Zulip Chat Archive

Stream: mathlib4

Topic: Auto-label PR topics

Damiano Testa (Aug 14 2024 at 11:54):

Following on the conversation about PR labels, does the list below seem like a good choice of auto-labels?

CI
t-algebra
t-algebraicgeometry
t-algebraictopology
t-analysis
t-categorytheory
t-combinatorics
t-computability
t-condensed
t-control
t-data
t-deprecated
t-dynamics
t-fieldtheory
t-geometry
t-grouptheory
t-informationtheory
t-init
t-lean
t-linearalgebra
t-logic
t-mathport
t-measuretheory
t-modeltheory
t-numbertheory
t-order
t-probability
t-representationtheory
t-ringtheory
t-settheory
t-tactic
t-testing
t-topology
t-util

Damiano Testa (Aug 14 2024 at 11:57):

These are just the root dirs inside of Mathlib, plus CI. I could also add t-archive and t-counterexamples, though those are probably rarer.

Yaël Dillies (Aug 14 2024 at 12:13):

Can we get an - in the middle, so t-set-theory rather than t-settheory?

Yaël Dillies (Aug 14 2024 at 12:13):

Also, those are not really topics but, so maybe f-folder-name is better than t-folder-name

Damiano Testa (Aug 14 2024 at 12:20):

If you prefer, I can also just add f-FolderName with the same capitalization as the folder.

Damiano Testa (Aug 14 2024 at 15:19):

I think that I like the idea of the bot posting the folder names, since that is useful information and also indisputable!
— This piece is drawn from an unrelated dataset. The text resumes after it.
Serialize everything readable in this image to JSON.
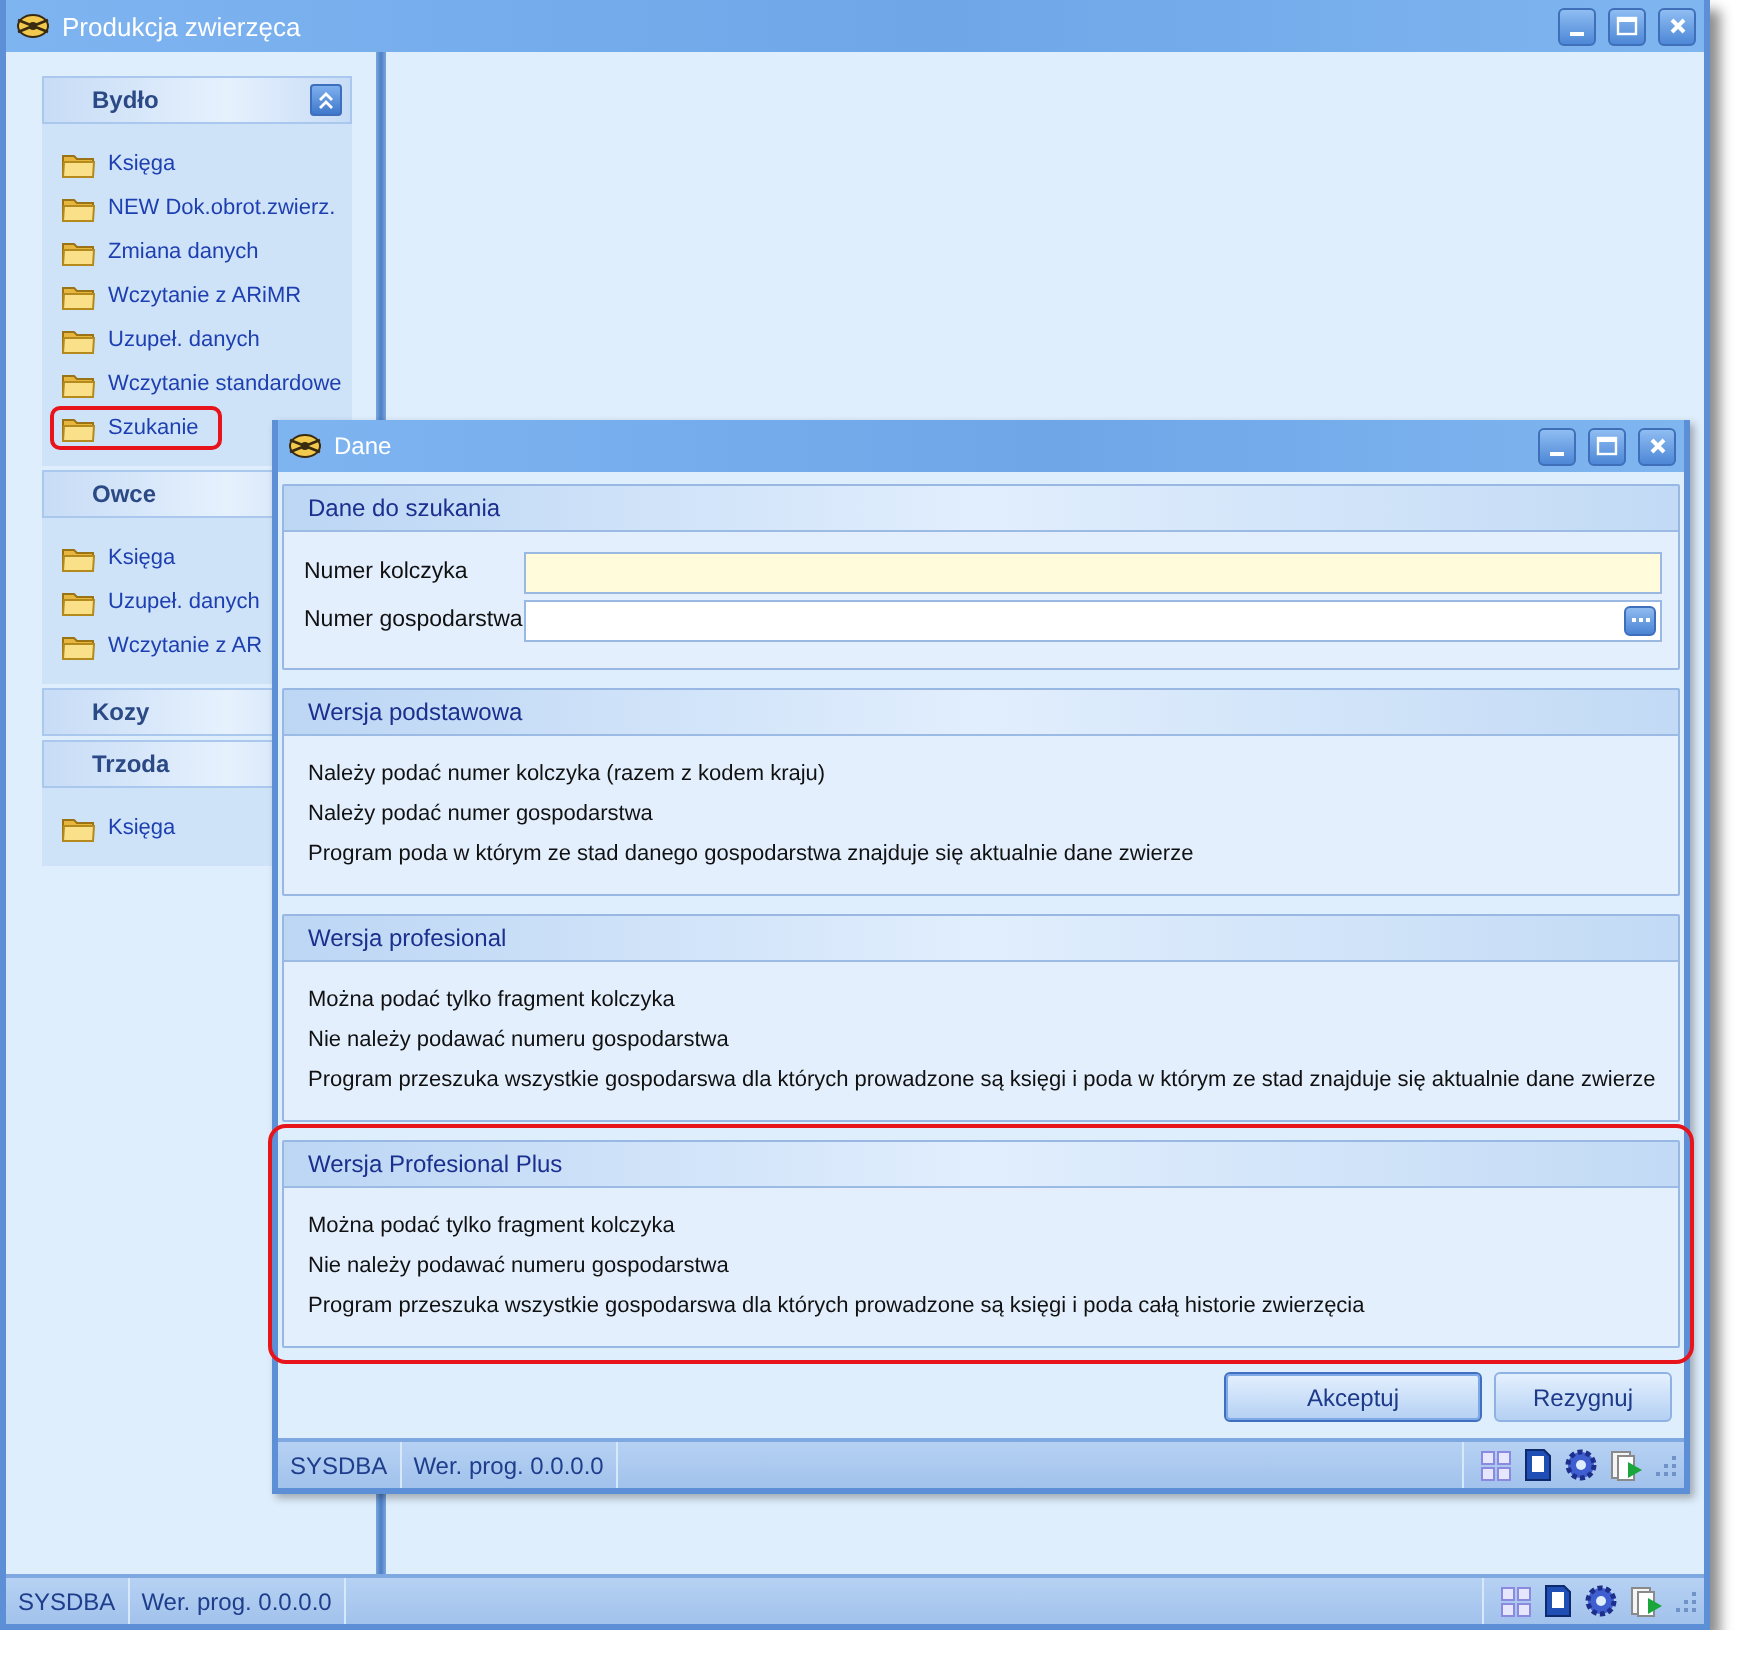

How about the bot labeling with the subset of

`CI`                    `f-Init`
`f-Algebra`             `f-Lean`
`f-AlgebraicGeometry`           `f-LinearAlgebra`
`f-AlgebraicTopology`           `f-Logic`
`f-Analysis`                `f-Mathport`
`f-Archive`             `f-MeasureTheory`
`f-CategoryTheory`          `f-ModelTheory`
`f-Combinatorics`           `f-NumberTheory`
`f-Computability`           `f-Order`
`f-Condensed`               `f-Probability`
`f-Control`             `f-RepresentationTheory`
`f-Data`                `f-RingTheory`
`f-Deprecated`              `f-scripts`
`f-.docker`             `f-SetTheory`
`f-docs`                `f-Tactic`
`f-Dynamics`                `f-test`
`f-FieldTheory`             `f-Testing`
`f-Geometry`                `f-Topology`
`f-GroupTheory`             `f-Util`
`f-InformationTheory`           `f-widget`

that contains modified files?

Yaël Dillies (Aug 14 2024 at 15:20):

Sounds like it's going to be a lot of noise for not much gain

Damiano Testa (Aug 14 2024 at 15:21):

Ok, so then there is the need to figure out the topic from the PR automatically.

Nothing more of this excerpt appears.